Em 1895, Leon Tolstoi publicou o longo conto Mestre e
Homem. Numa Rússia profundamente desigual, onde campesinos viviam ainda em
condições medievais, o autor magistralmente desenhou retrato de como a ganância
pode ser fatal, além de um dos mais célebres momentos de epifania da
literatura.
No dia imediatamente após o Natal, o próspero negociante Vasily
Andreyevich Brekhunov ignora as festividades e o gélido inverno e cai nas
perigosas estradas nevadas de um dia de tempestade. Tudo porque queria adquirir
uma propriedade e aquela época do ano era ótima pra negociatas, afinal, a
maioria estava desfrutando do quentinho com suas famílias. Mas, o Ebenezer Scrooge czarístico tem que lucrar.
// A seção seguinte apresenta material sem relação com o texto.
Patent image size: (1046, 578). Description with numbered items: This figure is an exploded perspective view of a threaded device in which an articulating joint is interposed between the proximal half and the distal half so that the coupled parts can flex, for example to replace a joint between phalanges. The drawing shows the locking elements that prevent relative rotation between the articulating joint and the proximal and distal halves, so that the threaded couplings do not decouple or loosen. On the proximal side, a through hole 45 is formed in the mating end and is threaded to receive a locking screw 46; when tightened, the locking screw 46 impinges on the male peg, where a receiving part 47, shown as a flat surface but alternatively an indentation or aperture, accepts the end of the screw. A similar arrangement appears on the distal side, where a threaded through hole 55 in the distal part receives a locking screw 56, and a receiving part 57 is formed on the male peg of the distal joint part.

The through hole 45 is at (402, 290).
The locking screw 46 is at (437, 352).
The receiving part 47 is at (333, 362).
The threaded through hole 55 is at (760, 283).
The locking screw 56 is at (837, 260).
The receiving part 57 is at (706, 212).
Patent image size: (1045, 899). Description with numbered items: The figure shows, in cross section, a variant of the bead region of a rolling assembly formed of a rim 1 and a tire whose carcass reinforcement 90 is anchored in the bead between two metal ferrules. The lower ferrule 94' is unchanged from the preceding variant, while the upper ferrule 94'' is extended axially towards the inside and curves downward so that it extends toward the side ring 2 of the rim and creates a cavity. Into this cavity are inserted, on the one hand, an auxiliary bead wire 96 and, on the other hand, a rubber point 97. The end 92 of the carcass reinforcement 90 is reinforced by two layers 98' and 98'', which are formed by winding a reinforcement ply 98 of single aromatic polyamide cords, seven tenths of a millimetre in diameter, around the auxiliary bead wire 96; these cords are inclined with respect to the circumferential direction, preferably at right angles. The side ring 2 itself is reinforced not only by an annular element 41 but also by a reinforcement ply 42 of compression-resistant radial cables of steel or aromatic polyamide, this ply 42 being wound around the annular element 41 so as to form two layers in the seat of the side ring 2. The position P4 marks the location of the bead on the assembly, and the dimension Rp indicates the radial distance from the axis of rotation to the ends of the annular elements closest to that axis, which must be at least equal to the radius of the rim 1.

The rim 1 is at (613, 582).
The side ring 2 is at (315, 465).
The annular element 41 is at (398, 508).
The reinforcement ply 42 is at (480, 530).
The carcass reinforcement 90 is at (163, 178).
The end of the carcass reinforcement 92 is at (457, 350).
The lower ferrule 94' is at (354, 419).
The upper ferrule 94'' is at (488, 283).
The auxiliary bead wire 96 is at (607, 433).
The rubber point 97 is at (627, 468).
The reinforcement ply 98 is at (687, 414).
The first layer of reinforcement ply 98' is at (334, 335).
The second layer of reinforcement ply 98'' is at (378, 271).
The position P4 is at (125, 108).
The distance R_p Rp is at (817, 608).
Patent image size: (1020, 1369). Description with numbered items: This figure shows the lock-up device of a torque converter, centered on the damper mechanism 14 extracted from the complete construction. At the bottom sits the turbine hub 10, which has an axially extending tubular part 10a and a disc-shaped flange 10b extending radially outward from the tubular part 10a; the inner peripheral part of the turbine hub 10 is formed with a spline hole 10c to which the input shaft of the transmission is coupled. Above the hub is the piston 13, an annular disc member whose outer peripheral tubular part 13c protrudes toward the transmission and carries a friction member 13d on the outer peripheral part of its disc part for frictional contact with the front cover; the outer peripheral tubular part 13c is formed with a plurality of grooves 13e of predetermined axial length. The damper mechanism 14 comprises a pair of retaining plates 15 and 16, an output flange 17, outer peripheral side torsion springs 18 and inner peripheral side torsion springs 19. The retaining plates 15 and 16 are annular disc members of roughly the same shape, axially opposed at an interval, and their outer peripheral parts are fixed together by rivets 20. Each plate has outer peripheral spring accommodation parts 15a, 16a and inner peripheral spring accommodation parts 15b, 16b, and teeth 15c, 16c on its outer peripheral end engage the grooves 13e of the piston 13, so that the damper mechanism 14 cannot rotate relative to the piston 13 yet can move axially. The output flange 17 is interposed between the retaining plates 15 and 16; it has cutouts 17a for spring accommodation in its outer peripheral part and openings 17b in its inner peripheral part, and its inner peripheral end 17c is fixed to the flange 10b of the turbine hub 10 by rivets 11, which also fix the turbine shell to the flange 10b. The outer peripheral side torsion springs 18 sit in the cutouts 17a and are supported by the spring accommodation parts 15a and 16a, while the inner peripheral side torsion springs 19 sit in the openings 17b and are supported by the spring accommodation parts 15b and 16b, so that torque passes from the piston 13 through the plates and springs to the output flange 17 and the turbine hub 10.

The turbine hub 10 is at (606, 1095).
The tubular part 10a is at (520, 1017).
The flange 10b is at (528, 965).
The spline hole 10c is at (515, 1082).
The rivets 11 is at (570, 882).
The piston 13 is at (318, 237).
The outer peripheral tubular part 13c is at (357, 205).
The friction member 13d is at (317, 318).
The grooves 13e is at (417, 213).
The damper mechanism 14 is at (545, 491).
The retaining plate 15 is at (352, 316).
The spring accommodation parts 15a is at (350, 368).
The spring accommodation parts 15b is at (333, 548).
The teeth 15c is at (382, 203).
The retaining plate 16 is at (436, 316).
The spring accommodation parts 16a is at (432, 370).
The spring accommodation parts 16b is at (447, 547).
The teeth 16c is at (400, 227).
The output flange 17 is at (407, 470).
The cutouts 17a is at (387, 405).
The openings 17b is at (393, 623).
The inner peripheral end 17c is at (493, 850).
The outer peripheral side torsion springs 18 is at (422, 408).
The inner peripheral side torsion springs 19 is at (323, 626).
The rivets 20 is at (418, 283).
Conduzindo o trenó, o campônio Nikita,
beberrão e tão acostumado a ordens, que jamais questiona o amo sobre os
perigos.
Tolstoi congela os ossos do leitor com sua descrição da
ventania polar da tempestade e seu narrador onisciente dá abertura pra tantas
discussões, que análise do conto proporcionaria um curso. Sem contar o segmento
derradeiro, de inteligência ímpar.
Transpor os devaneios e elucubrações do narrador de
Tolstoi pruma narrativa imagética certamente implica perdas, mas o diretor
britânico Bernard Rose saiu-se bastante bem com sua adaptação de 2012,
Liquidação de Natal, disponível na Amazon Prime.
No século XXI anglofalante, Vasily é Basil, especulador
imobiliário arrogante e fominha, que larga esposa e filha pra ir comprar casas
leiloadas por quem não as pode pagar. Nikita é Nicky, taxista meio
infantiloide, que está parando de beber e vive longe da ex-esposa, depois de
ter-lhe picotado as roupas. Nem Tolstoi, nem Rose criam personagens gostáveis;
não idealização duma suposta classe trabalhadora pura e elevada.
Basil e Nicky saem pelas estradas frias do Colorado,
perto de Denver, região montanhosa, onde a tecnologia nem sempre consegue guiar
o homem em seus caminhos. Assim, destituído de sua bengala hi-tech, que sequer
é usada direito, Basil e Nicky são jogados à própria sorte.
Indicado pra quem gosta de
filmes mais dialogados e com nuanças discretas, mas relevantes, daqueles
típicos de mostra de cine, Liquidação de Natal é boa pedida. Melhor ainda, se
pareado com a leitura do conto de Tolstoi; um complementa o outro.